The main blood supply to the sternum it supplied from the superior side by pair internal thoracic arteries that connecter with the lateral thoracic, the acromio-thoracic and the transverse cervical arteries. The internal thoracic artery is branched from the sub clavian artery and it goes posterior to the costal cartilage with the sternum. Ventral skin and muscles are supplied from the superior side by sub claivian vessels.

Figure 2: The main blood supply [2].

There is to mail groups of muscles in the chest wall, inspiratory and expiratory, and that classification comes from the functions. The inspiratory muscles (e.g. sternocleidomastoid and scalene muscles) expand the chest volume by pulling up the superior side of the rib cage. The Expiratory Muscles (e.g. rectus abdominis, internal oblique and external oblique muscles) decrease lung volumes pulling or narrowing the rib cage by downward motion. 

Figure 3: Muscles in the chest wall, Inspiratory and Expiratory [2].

 The diaphragm divides the thoracic and the abdominal cavities and it has a dome shape and supplied by the phrenic nerve. Pass through it the aorta, inferior vena cava, esophagus, vagus nerve and the gastric vessels. The diaphragm movements are concentric (by deep and slow inspiration) and controlled eccentric (exhaling “speaking”).

There are other muscles, which help the breathing and they are attached to the clavicle, scapula and the humarus such as pectoralis major, latissimus dorsi, serratus anterior and trapezius muscle. The movements of the thorax go on 3 planes: antero-posterior, supero-inferior and transversal. During the Inspiration there is trunk extension and during Expiration there is trunk flexion. During rest the diaphragm works (75%) and the intercostal (25%). The movements of the chest cavity seen in breathing during the inspiration and expiration. In inspiration, the inspiratory muscles contract and the diaphragm descends and that makes the rib cage elevate. Elevation of the rib cage increases the volume of thoracic cavity. With that the lung gets stretched and the intrapulmonary volume increases that makes the pressure drops to -1 mmHg. With that the air flows into the lungs until the intrapulmonary pressure equals to the atmospheric pressure, and that is the end of the inspiration and the start of the expiration which the muscles will act the opposite and relax so the diaphragm will raise and the rib cage will descend due the recoil of the costal cartilages. That will lead decreasing of the thoracic cavity volume and due that the intrapulmonary pressure raises to +1 mmHg. Then the air flow out of the lung until the intrapulmonary pressure is zero.

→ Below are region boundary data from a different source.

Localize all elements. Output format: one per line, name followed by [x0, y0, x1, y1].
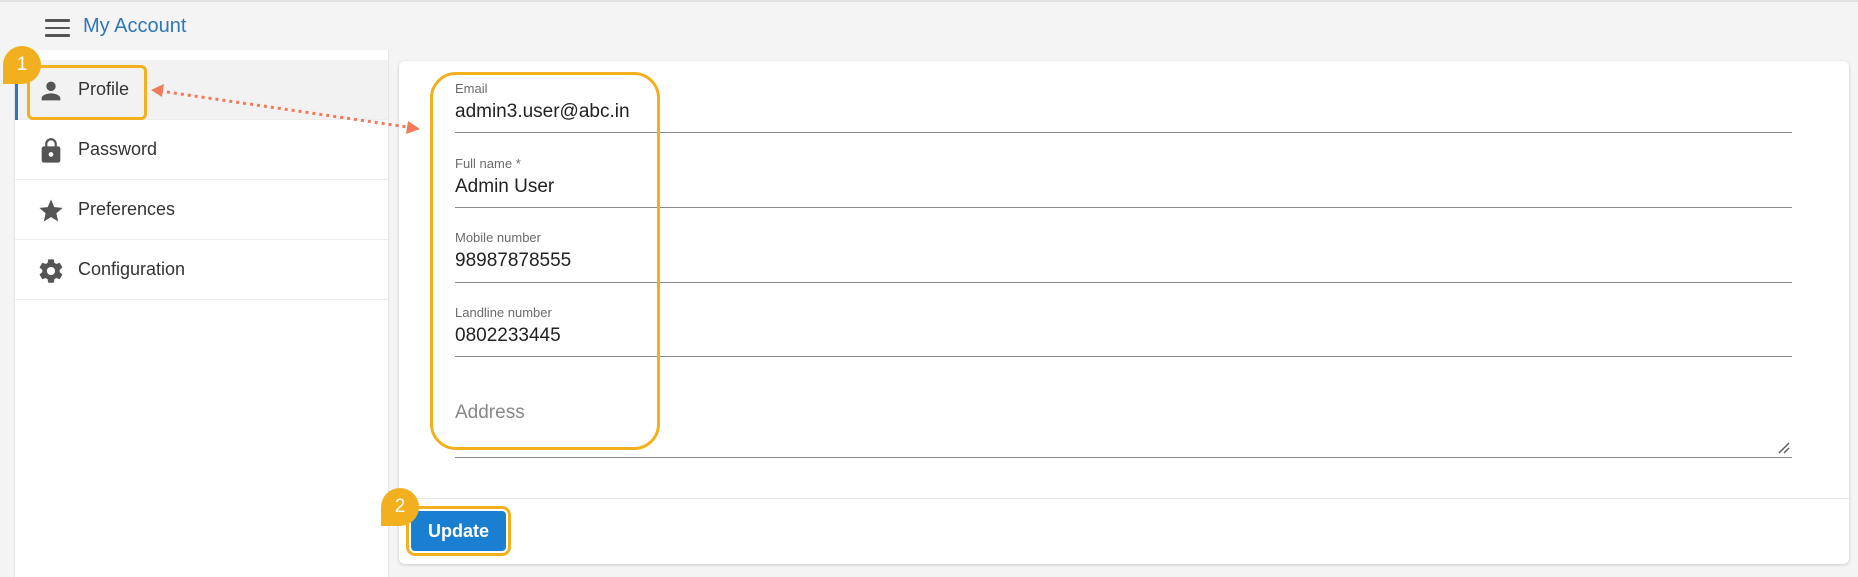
- email-field[interactable]: Email: [455, 81, 1792, 133]
- sidebar: Profile Password Preferences Configurati…: [14, 50, 389, 577]
- star-icon: [39, 199, 63, 222]
- landline-number-input[interactable]: [455, 325, 1755, 347]
- mobile-number-input[interactable]: [455, 250, 1755, 272]
- full-name-input[interactable]: [455, 176, 1755, 198]
- resize-handle-icon[interactable]: [1778, 442, 1790, 454]
- mobile-number-label: Mobile number: [455, 230, 541, 245]
- address-field[interactable]: Address: [455, 402, 1792, 458]
- sidebar-item-password[interactable]: Password: [15, 120, 388, 180]
- mobile-number-field[interactable]: Mobile number: [455, 230, 1792, 283]
- lock-icon: [41, 138, 61, 163]
- sidebar-item-label: Configuration: [78, 259, 186, 279]
- sidebar-item-label: Preferences: [78, 199, 176, 219]
- sidebar-item-preferences[interactable]: Preferences: [15, 180, 388, 240]
- full-name-label: Full name *: [455, 156, 521, 171]
- hamburger-menu-icon[interactable]: [45, 18, 70, 38]
- landline-number-label: Landline number: [455, 305, 552, 320]
- top-bar: My Account: [0, 0, 1858, 50]
- email-label: Email: [455, 81, 488, 96]
- card-footer-divider: [399, 498, 1849, 499]
- full-name-field[interactable]: Full name *: [455, 156, 1792, 208]
- profile-form-card: Email Full name * Mobile number Landline…: [399, 61, 1849, 564]
- sidebar-item-label: Password: [78, 139, 158, 159]
- step-1-badge: 1: [3, 46, 41, 84]
- gear-icon: [39, 259, 63, 283]
- person-icon: [41, 81, 61, 101]
- sidebar-item-profile[interactable]: Profile: [15, 60, 388, 120]
- address-placeholder: Address: [455, 402, 525, 423]
- step-2-badge: 2: [381, 488, 419, 526]
- sidebar-item-label: Profile: [78, 79, 130, 99]
- email-input[interactable]: [455, 101, 1755, 123]
- sidebar-item-configuration[interactable]: Configuration: [15, 240, 388, 300]
- update-button[interactable]: Update: [406, 506, 511, 556]
- landline-number-field[interactable]: Landline number: [455, 305, 1792, 357]
- page-title: My Account: [83, 15, 187, 37]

Upper and lower airways (23 generations). The upper starts from the nose until the larynx, and it consist of the nose (which warms and filters and humidifies the air) and sinuses, glottis, pharynx and larynx. The lower airways starts from the Trachea which is 16-20 cartilaginous c-shaped rings opened from the posterior side then 2 main bronchi then it branches more to 5 labor bronchi the top 10 segmental bronchi then to primary and terminal bronchioles which does not have cartilage, so far all the above is called the conducting system (1-16 generation) which has no gas exchange at all. After that comes the exchange surfaces (17-23 generations) which is the respiratory bronchioles and alveolar ducts and the alveolar sacs, and what connects the alveoli to another alveoli is called pores of kohn, and from alveoli to bronchioles is channels of Lambert. And a section of the airway walls consist of the epithelium, goblet cells, ciliated cells, glands, hyaline cartilage, smooth muscles and elastic fibers.